Earth Sciences Division, Lawrence Berkeley National Laboratory, Berkeley, CA 94720, USA.
Science. 2012 Sep 7;337(6099):1200-3. doi: 10.1126/science.1223598.
Electron mobility within iron (oxyhydr)oxides enables charge transfer between widely separated surface sites. There is increasing evidence that this internal conduction influences the rates of interfacial reactions and the outcomes of redox-driven phase transformations of environmental interest. To determine the links between crystal structure and charge-transport efficiency, we used pump-probe spectroscopy to study the dynamics of electrons introduced into iron(III) (oxyhydr)oxide nanoparticles via ultrafast interfacial electron transfer.
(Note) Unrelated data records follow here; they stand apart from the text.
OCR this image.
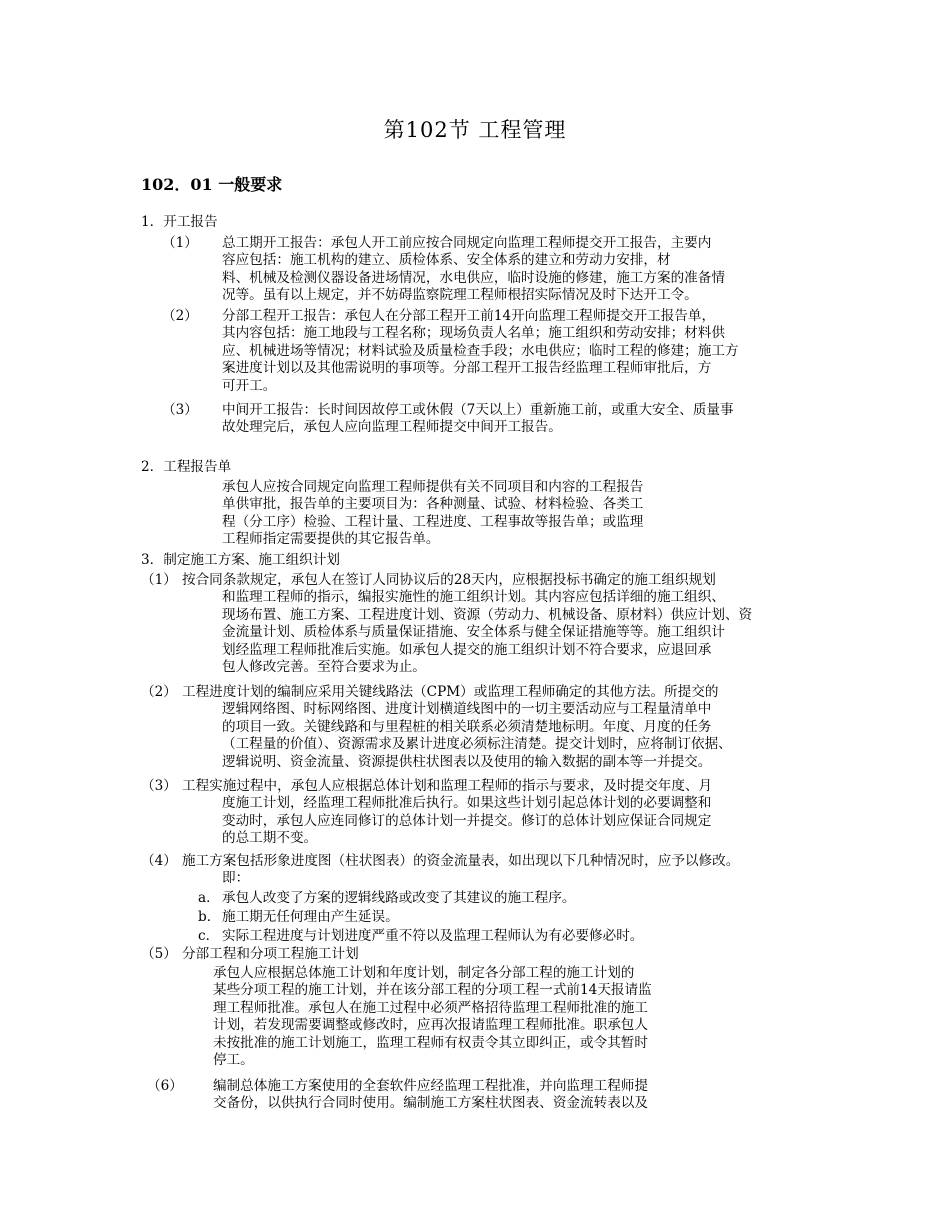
第102节 工程管理
102．01 一般要求
1．开工报告
（1） 总工期开工报告：承包人开工前应按合同规定向监理工程师提交开工报告，主要内
容应包括：施工机构的建立、质检体系、安全体系的建立和劳动力安排，材
料、机械及检测仪器设备进场情况，水电供应，临时设施的修建，施工方案的准备情
况等。虽有以上规定，并不妨碍监察院理工程师根招实际情况及时下达开工令。
（2） 分部工程开工报告：承包人在分部工程开工前14开向监理工程师提交开工报告单，
其内容包括：施工地段与工程名称；现场负责人名单；施工组织和劳动安排；材料供
应、机械进场等情况；材料试验及质量检查手段；水电供应；临时工程的修建；施工方
案进度计划以及其他需说明的事项等。分部工程开工报告经监理工程师审批后，方
可开工。
（3） 中间开工报告：长时间因故停工或休假（7天以上）重新施工前，或重大安全、质量事
故处理完后，承包人应向监理工程师提交中间开工报告。
2．工程报告单
承包人应按合同规定向监理工程师提供有关不同项目和内容的工程报告
单供审批，报告单的主要项目为：各种测量、试验、材料检验、各类工
程（分工序）检验、工程计量、工程进度、工程事故等报告单；或监理
工程师指定需要提供的其它报告单。
3．制定施工方案、施工组织计划
（1） 按合同条款规定，承包人在签订人同协议后的28天内，应根据投标书确定的施工组织规划
和监理工程师的指示，编报实施性的施工组织计划。其内容应包括详细的施工组织、
现场布置、施工方案、工程进度计划、资源（劳动力、机械设备、原材料）供应计划、资
金流量计划、质检体系与质量保证措施、安全体系与健全保证措施等等。施工组织计
划经监理工程师批准后实施。如承包人提交的施工组织计划不符合要求，应退回承
包人修改完善。至符合要求为止。
（2） 工程进度计划的编制应采用关键线路法（CPM）或监理工程师确定的其他方法。所提交的
逻辑网络图、时标网络图、进度计划横道线图中的一切主要活动应与工程量清单中
的项目一致。关键线路和与里程桩的相关联系必须清楚地标明。年度、月度的任务
（工程量的价值）、资源需求及累计进度必须标注清楚。提交计划时，应将制订依据、
逻辑说明、资金流量、资源提供柱状图表以及使用的输入数据的副本等一并提交。
（3） 工程实施过程中，承包人应根据总体计划和监理工程师的指示与要求，及时提交年度、月
度施工计划，经监理工程师批准后执行。如果这些计划引起总体计划的必要调整和
变动时，承包人应连同修订的总体计划一并提交。修订的总体计划应保证合同规定
的总工期不变。
（4） 施工方案包括形象进度图（柱状图表）的资金流量表，如出现以下几种情况时，应予以修改。
即：
a． 承包人改变了方案的逻辑线路或改变了其建议的施工程序。
b． 施工期无任何理由产生延误。
c． 实际工程进度与计划进度严重不符以及监理工程师认为有必要修必时。
（5） 分部工程和分项工程施工计划
承包人应根据总体施工计划和年度计划，制定各分部工程的施工计划的
某些分项工程的施工计划，并在该分部工程的分项工程一式前14天报请监
理工程师批准。承包人在施工过程中必须严格招待监理工程师批准的施工
计划，若发现需要调整或修改时，应再次报请监理工程师批准。职承包人
未按批准的施工计划施工，监理工程师有权责令其立即纠正，或令其暂时
停工。
（6） 编制总体施工方案使用的全套软件应经监理工程批准，并向监理工程师提
交备份，以供执行合同时使用。编制施工方案柱状图表、资金流转表以及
Using time-resolved x-ray spectroscopy and ab initio calculations, we observed the formation of reduced and structurally distorted metal sites consistent with small polarons. Comparisons between different phases (hematite, maghemite, and ferrihydrite) revealed that short-range structural topology, not long-range order, dominates the electron-hopping rate.
铁(氧)氢氧化物中的电子迁移率使电荷能够在相隔很远的表面位置之间转移。越来越多的证据表明,这种内部传导会影响界面反应的速率以及环境感兴趣的氧化还原驱动的相变的结果。为了确定晶体结构和电荷传输效率之间的联系,我们使用泵浦探针光谱法研究了通过超快界面电子转移引入铁(III)(氧)氢氧化物纳米粒子的电子的动力学。使用时间分辨 X 射线光谱和从头算计算,我们观察到与小极化子一致的还原和结构变形金属位点的形成。不同相(赤铁矿、磁铁矿和水铁矿)之间的比较表明,短程结构拓扑结构而非长程有序控制着电子跳跃率。